“The galled jade will wince.” So Hamlet says (iii. 2), “let the galled jade wince, our withers are unwrung.”
“The grace o’ God is gear enough.” This is the Scotch form of the proverb which Launcelot Gobbo speaks of as being well parted between Bassanio and Shylock, in the “Merchant of Venice” (ii. 2): “The old proverb is very well parted between my master Shylock and you, sir; you have the grace of God, sir, and he hath enough.”
“The Mayor of Northampton opens oysters with his dagger.” This proverb is alluded to by Pistol in “Merry Wives of Windsor” (ii. 2), when he says:
“Why, then the world’s mine oyster,
Which I with sword will open.”
Northampton being some eighty miles from the sea, oysters were so stale before they reached the town (before railroads, or even coaches, were known), that the “Mayor would be loath to bring them near his nose.”

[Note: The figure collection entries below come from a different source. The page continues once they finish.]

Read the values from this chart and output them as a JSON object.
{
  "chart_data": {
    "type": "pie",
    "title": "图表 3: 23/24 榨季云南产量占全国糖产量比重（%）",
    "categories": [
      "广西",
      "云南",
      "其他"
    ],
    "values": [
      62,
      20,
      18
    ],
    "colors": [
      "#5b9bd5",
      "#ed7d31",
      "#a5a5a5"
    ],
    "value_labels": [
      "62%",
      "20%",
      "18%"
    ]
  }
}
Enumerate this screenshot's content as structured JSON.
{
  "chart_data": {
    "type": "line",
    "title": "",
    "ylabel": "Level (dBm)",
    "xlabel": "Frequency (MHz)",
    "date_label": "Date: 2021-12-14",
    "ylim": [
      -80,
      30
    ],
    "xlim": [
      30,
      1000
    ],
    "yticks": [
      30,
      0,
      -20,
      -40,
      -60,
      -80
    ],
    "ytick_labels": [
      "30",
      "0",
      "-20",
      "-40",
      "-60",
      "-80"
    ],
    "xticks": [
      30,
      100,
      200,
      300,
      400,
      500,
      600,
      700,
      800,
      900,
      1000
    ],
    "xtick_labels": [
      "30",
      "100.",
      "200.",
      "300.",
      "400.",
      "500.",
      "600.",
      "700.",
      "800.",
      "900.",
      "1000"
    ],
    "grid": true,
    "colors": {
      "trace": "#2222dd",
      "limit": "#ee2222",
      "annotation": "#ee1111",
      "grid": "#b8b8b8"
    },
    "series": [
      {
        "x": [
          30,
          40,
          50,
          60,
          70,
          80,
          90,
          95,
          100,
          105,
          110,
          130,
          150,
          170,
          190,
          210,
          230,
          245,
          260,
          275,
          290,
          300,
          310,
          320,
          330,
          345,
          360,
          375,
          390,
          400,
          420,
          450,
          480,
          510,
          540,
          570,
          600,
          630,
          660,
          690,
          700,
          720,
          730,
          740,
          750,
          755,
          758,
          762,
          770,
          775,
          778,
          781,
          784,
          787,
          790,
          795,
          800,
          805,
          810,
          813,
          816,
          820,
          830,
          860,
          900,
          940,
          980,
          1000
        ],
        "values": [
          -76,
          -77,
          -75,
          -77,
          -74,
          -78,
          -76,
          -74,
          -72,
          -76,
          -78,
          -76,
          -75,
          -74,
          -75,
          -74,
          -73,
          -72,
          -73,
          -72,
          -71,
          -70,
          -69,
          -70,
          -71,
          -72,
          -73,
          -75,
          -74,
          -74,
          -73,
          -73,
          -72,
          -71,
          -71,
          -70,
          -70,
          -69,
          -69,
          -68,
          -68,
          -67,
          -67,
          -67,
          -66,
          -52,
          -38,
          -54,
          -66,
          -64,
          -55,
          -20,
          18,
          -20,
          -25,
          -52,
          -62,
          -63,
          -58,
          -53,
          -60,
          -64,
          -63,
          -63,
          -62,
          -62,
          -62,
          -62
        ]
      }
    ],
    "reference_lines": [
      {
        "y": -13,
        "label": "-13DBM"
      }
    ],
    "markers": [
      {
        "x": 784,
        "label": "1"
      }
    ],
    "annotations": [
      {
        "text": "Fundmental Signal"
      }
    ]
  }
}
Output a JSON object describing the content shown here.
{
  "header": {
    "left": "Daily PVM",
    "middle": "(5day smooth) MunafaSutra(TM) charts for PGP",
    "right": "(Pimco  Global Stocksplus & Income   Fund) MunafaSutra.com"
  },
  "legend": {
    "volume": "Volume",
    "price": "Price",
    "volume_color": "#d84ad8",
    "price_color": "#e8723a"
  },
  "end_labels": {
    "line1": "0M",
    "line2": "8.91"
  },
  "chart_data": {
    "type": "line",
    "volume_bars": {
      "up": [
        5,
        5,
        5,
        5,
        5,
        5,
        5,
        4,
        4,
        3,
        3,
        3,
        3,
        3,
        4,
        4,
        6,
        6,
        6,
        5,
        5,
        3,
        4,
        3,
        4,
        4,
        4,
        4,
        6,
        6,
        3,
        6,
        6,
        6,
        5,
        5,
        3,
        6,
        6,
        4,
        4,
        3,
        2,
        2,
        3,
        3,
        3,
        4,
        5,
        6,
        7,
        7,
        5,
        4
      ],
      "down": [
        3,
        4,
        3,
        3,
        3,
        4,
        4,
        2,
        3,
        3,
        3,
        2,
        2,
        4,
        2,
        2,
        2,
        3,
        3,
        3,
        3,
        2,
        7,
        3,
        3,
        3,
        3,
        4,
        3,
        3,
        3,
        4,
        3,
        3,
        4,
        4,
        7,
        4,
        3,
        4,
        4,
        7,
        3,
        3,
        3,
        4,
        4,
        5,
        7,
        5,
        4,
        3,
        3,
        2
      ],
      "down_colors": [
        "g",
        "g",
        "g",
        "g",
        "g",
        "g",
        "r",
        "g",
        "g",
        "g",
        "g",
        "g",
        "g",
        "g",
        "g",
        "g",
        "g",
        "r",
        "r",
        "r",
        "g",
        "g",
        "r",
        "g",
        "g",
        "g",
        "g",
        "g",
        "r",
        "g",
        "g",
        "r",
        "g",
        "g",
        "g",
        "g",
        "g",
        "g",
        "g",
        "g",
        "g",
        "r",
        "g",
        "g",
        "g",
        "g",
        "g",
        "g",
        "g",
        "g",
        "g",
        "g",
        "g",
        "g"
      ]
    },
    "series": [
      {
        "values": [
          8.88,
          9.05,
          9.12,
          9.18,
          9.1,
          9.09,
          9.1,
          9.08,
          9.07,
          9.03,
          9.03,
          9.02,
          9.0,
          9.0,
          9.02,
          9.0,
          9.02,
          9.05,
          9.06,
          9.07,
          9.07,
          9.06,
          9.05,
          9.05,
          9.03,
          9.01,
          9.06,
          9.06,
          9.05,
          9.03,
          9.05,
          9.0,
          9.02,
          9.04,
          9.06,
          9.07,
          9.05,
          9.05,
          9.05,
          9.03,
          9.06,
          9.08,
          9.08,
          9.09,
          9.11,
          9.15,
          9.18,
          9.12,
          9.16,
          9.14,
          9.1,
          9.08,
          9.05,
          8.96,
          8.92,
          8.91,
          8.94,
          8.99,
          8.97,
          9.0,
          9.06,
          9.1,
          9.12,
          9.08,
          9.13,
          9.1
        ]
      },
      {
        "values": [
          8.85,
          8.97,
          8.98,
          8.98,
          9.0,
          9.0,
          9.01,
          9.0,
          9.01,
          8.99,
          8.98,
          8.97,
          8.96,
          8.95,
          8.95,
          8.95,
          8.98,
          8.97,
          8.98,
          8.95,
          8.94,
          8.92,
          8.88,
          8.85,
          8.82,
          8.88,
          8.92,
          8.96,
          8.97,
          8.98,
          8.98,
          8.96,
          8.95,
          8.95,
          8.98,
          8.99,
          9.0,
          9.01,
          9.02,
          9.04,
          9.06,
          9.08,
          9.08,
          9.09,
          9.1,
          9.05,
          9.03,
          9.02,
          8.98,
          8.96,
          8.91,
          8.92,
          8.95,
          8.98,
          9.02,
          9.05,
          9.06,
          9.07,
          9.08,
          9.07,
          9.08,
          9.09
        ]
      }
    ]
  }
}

“The more haste the worse speed.” In “Romeo and Juliet” (ii. 6), Friar Laurence says:
“These violent delights have violent ends
And in their triumph die; like fire and powder,
Which, as they kiss, consume: the sweetest honey
Is loathsome in his own deliciousness,
And in the taste confounds the appetite:
Therefore, love moderately; long love doth so;
Too swift arrives as tardy as too slow.”
The proverb thus alluded to seems to be derived from the Latin adage, “Festinatio tarda est.” It defeats its own purpose by the blunders and imperfect work it occasions.[892] Hence the French say: “He that goes too hastily along often stumbles on a fair road.”
“There is flattery in friendship”—used by the Constable of France in “Henry V.” (iii. 7); the usual form of this proverb being: “There is falsehood in friendship.”
“There was but one way” (“Henry V.,” ii. 3). “This,” says Dyce, “is a kind of proverbial expression for death.” (“Glossary,” p. 494.)